Een Verdragsluitende Staat op het grondgebied waarvan de dader of de vermoedelijke dader zich bevindt neemt deze, indien hij ervan overtuigd is dat de omstandigheden zulks wettigen, in hechtenis of neemt andere maatregelen ter verzekering van diens aanwezigheid.
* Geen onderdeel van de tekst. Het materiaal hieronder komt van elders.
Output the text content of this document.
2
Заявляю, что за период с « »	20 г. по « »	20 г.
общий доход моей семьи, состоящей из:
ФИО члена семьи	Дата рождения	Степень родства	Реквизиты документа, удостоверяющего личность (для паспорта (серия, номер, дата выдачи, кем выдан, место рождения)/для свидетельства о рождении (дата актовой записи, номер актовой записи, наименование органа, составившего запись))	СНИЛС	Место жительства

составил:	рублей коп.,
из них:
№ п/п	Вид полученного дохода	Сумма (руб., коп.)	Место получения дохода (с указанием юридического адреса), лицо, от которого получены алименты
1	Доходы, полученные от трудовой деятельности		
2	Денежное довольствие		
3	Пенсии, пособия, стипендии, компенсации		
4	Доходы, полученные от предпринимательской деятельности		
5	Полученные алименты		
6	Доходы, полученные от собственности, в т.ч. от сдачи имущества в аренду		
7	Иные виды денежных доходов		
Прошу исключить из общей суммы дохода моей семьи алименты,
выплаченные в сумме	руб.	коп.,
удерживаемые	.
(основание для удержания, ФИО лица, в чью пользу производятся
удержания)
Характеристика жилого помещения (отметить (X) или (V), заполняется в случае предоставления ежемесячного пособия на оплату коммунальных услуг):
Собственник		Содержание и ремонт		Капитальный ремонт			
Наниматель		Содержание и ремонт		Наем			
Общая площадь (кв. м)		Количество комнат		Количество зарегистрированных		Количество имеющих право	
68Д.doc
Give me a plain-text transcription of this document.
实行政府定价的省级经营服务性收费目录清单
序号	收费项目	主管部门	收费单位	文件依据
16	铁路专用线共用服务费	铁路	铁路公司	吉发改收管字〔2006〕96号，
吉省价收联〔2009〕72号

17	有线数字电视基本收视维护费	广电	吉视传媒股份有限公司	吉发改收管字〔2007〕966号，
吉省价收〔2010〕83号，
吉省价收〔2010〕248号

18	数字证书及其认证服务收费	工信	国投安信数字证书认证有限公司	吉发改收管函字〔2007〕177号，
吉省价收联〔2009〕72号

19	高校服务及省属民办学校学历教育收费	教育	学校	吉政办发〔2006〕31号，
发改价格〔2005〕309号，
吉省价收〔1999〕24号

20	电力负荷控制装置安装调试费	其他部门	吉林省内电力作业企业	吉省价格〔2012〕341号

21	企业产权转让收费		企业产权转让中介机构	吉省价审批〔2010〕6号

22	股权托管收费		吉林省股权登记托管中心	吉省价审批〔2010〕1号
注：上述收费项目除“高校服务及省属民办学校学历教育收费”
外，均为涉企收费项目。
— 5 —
De inhechtenisneming en andere maatregelen dienen in overeenstemming te zijn met de wet van de betrokken Staat, doch mogen niet langer duren dan noodzakelijk is voor het instellen van een strafvervolging of uitleveringsprocedure.
2.
Deze Staat stelt terstond een voorlopig onderzoek in naar de feiten.
3.
Een ieder die ingevolge het eerste lid van dit artikel in hechtenis is genomen, wordt de gelegenheid gegeven zich onmiddellijk in verbinding te stellen met de dichtstbijzijnde daarvoor in aanmerking komende vertegenwoordiger van de Staat waarvan hij onderdaan is.
4.
Wanneer een Staat krachtens het bepaalde in dit artikel een persoon in hechtenis heeft genomen, verwittigt hij onmiddellijk de Staten bedoeld in artikel 5, eerste lid, de Staat waarvan de in hechtenis genomen persoon onderdaan is en, indien hij dit nodig oordeelt, iedere andere belanghebbende Staat van het feit dat de betrokken persoon in hechtenis is genomen en van de omstandigheden die zijn hechtenis rechtvaardigen. De Staat die het voorlopig onderzoek bedoeld in het tweede lid van dit artikel instelt, deelt zijn bevindingen onverwijld mede aan genoemde Staten en geeft tevens aan of hij voornemens is zijn rechtsmacht uit te oefenen.